# Raw fed dogs grow slower?



## woganvonderweidenstrasse (Nov 22, 2012)

I read somewhere that dog's on a raw diet grow/mature slower than dogs on kibble. How true is this? I recently received a picture of Logan's brother from the breeder. His head seems a lot bigger and more mature than Logan's, even though Logan is the heavier boned pup of the two. His brother almost looks like an adult dog, whereas Logan still has a puppy face, so I was wondering if this is because the growth of the bone structure is just a bit behind that of his brother, or something like that..... ???


----------



## whiteleo (Sep 7, 2008)

They are growing naturally instead of having a boost with all the bad things that are in kibble. Yes, naturally raised puppies will grow slower than their counterparts.


----------



## magicre (Apr 7, 2010)

they mature more slowly.....when fed raw....and what robin said. they are growing naturally....


----------



## Fundog (Oct 25, 2012)

Which of course actually makes raw feeding safer for giant breeds, such as Great Danes, Irish Wolfhounds, Deer Hounds, and the like-- in the end, their legs will be much stronger and less prone to orthopedic problems. : )

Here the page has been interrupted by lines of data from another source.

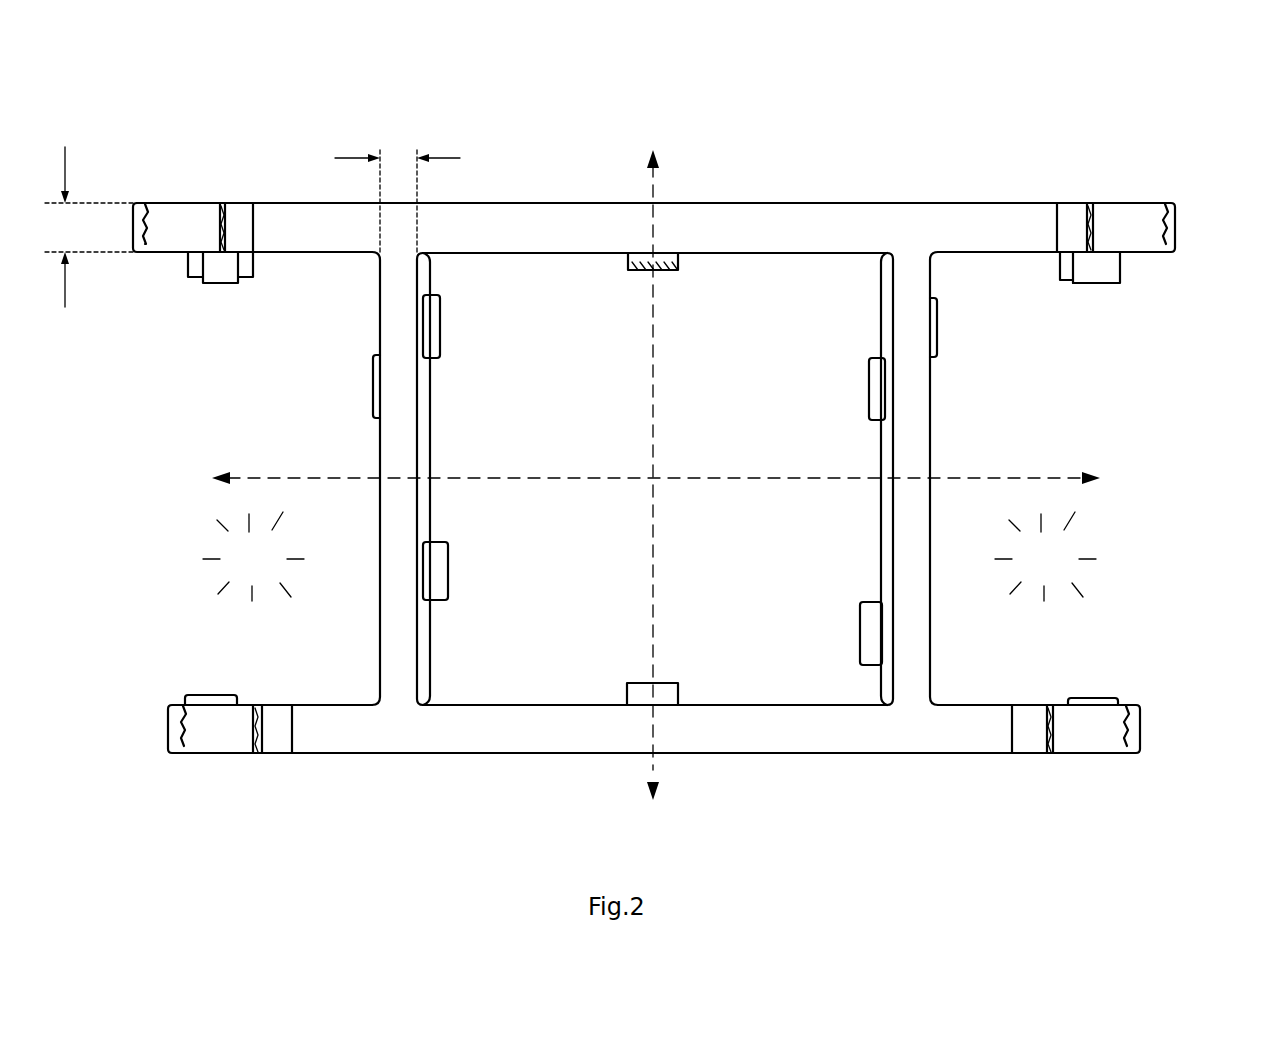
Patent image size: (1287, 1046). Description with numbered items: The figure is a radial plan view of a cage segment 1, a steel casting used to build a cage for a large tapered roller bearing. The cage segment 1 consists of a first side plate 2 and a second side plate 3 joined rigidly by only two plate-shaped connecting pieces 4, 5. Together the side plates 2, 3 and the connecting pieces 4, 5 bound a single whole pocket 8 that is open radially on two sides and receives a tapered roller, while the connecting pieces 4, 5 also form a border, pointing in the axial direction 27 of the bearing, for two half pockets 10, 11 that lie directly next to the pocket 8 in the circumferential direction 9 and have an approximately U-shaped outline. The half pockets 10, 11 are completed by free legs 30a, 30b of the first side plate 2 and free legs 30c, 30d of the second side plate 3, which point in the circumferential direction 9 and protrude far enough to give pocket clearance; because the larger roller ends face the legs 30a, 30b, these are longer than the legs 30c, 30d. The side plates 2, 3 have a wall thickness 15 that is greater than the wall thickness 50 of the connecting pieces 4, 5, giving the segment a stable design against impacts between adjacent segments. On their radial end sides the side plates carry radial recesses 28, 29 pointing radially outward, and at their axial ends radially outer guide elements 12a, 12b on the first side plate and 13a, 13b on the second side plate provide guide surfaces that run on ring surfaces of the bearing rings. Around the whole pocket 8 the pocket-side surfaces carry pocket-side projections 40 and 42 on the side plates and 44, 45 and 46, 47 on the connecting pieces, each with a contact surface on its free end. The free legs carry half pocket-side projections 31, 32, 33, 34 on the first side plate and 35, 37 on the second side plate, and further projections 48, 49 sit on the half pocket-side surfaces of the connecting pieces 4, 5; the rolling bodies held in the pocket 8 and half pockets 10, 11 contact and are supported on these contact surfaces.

The cage segment 1 is at (1210, 159).
The first side plate 2 is at (742, 203).
The second side plate 3 is at (500, 755).
The first connecting piece 4 is at (395, 640).
The second connecting piece 5 is at (913, 288).
The pocket 8 is at (580, 372).
The circumferential direction 9 is at (1028, 476).
The first half pocket 10 is at (253, 556).
The second half pocket 11 is at (1045, 556).
The radially outer guide element on the first side plate 12a is at (198, 218).
The radially outer guide element on the first side plate 12b is at (1123, 228).
The radially outer guide element on the second side plate 13a is at (218, 733).
The radially outer guide element on the second side plate 13b is at (1087, 735).
The wall thickness of the side plates 15 is at (89, 227).
The axial direction 27 is at (655, 558).
The radial recess on the first side plate 28 is at (507, 241).
The radial recess on the second side plate 29 is at (727, 739).
The first free leg on the first side plate 30a is at (153, 203).
The second free leg on the first side plate 30b is at (1015, 205).
The first free leg on the second side plate 30c is at (168, 752).
The second free leg on the second side plate 30d is at (990, 755).
The half pocket-side projection on the first side plate 31 is at (190, 260).
The half pocket-side projection on the first side plate 32 is at (255, 263).
The half pocket-side projection on the first side plate 33 is at (1122, 266).
The half pocket-side projection on the first side plate 34 is at (1058, 264).
The half pocket-side projection on the second side plate 35 is at (200, 694).
The half pocket-side projection on the second side plate 37 is at (1095, 697).
The pocket-side projection on the first side plate 40 is at (660, 272).
The pocket-side projection on the second side plate 42 is at (645, 683).
The pocket-side projection on the first connecting piece 44 is at (440, 322).
The pocket-side projection on the first connecting piece 45 is at (448, 565).
The pocket-side projection on the second connecting piece 46 is at (868, 388).
The pocket-side projection on the second connecting piece 47 is at (858, 640).
The half pocket-side projection on the first connecting piece 48 is at (373, 380).
The half pocket-side projection on the second connecting piece 49 is at (937, 355).
The wall thickness of the connecting pieces 50 is at (397, 199).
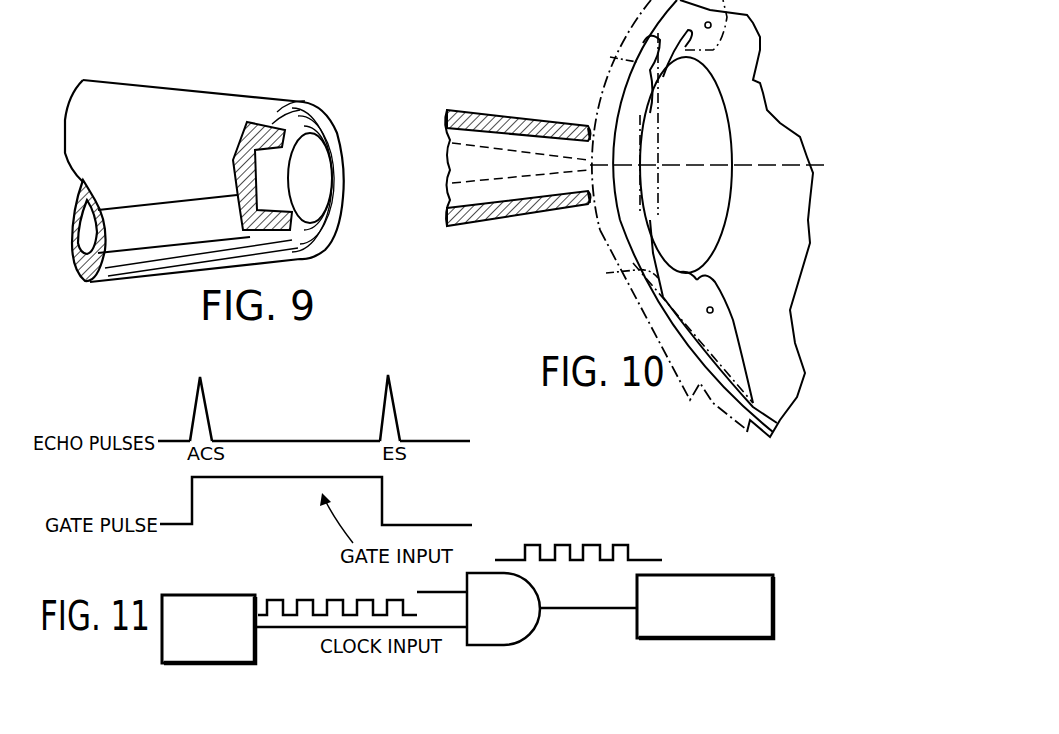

I don't have the giant breeds (or even large), but I know my Springer Spaniel is much larger than she should be, because we started her out on "puppy food." She probably has a larger breed in there too-- we think retriever-- but still...

I can hardly wait to start our next puppy on raw from the day we bring her home!


----------



## Liz (Sep 27, 2010)

All our mature slowly - even the shelties. My 2 1/2 year old collie still has a puppy look to him and is waiting on his grown up coat. 

Liz


----------



## woganvonderweidenstrasse (Nov 22, 2012)

Thank you

I'm just impatient..can't wait to see what he will eventually look like when fully grown.


----------



## Dude and Bucks Mamma (May 14, 2011)

I have had the opportunity to compare Iorveth to two of his siblings. A brother and a sister. I am not entirely sure on what they are fed because the sister is owned by someone I have never spoken with and the brother is owned by someone from another country and the language barrier can be... difficult. All three are from the same litter and Iorveth is, like Logan, the smaller but bigger boned of the three. They are all 6.5 months old and, while they all still look like puppies, they are at "different stages". However, to be honest, the growth, coordination, and maturity of Xolos seems to be very different from your "normal" breeds so I am not sure how they would be in comparison to a GSD. 

Buck, however, is still packing on muscle and he turned 2 on Easter Sunday of this year. He is still getting thicker and his head is still changing. I have not had any of his littermates to compare him to but have seen many different males from his breeder.


----------



## DaneMama (Jun 27, 2008)

My Dane girls have grown up slower and steadier than other Dane puppies of the same age. Panda is about 20 months old now and is about the same size as her best bud Addi who is 13 months (kibble fed). Granted they're from different lines altogether but I can just tell that Panda has always had more even growth. 

I much prefer raw fed growth than kibble, as I have experience with both.


----------



## woganvonderweidenstrasse (Nov 22, 2012)

Dude and Bucks Mamma said:


> I have had the opportunity to compare Iorveth to two of his siblings. A brother and a sister. I am not entirely sure on what they are fed because the sister is owned by someone I have never spoken with and the brother is owned by someone from another country and the language barrier can be... difficult. All three are from the same litter and Iorveth is, like Logan, the smaller but bigger boned of the three. They are all 6.5 months old and, while they all still look like puppies, they are at "different stages". However, to be honest, the growth, coordination, and maturity of Xolos seems to be very different from your "normal" breeds so I am not sure how they would be in comparison to a GSD.
> 
> Buck, however, is still packing on muscle and he turned 2 on Easter Sunday of this year. He is still getting thicker and his head is still changing. I have not had any of his littermates to compare him to but have seen many different males from his breeder.


What is a Xolo? Never heard of that breed before. Is it the one in your signature?


----------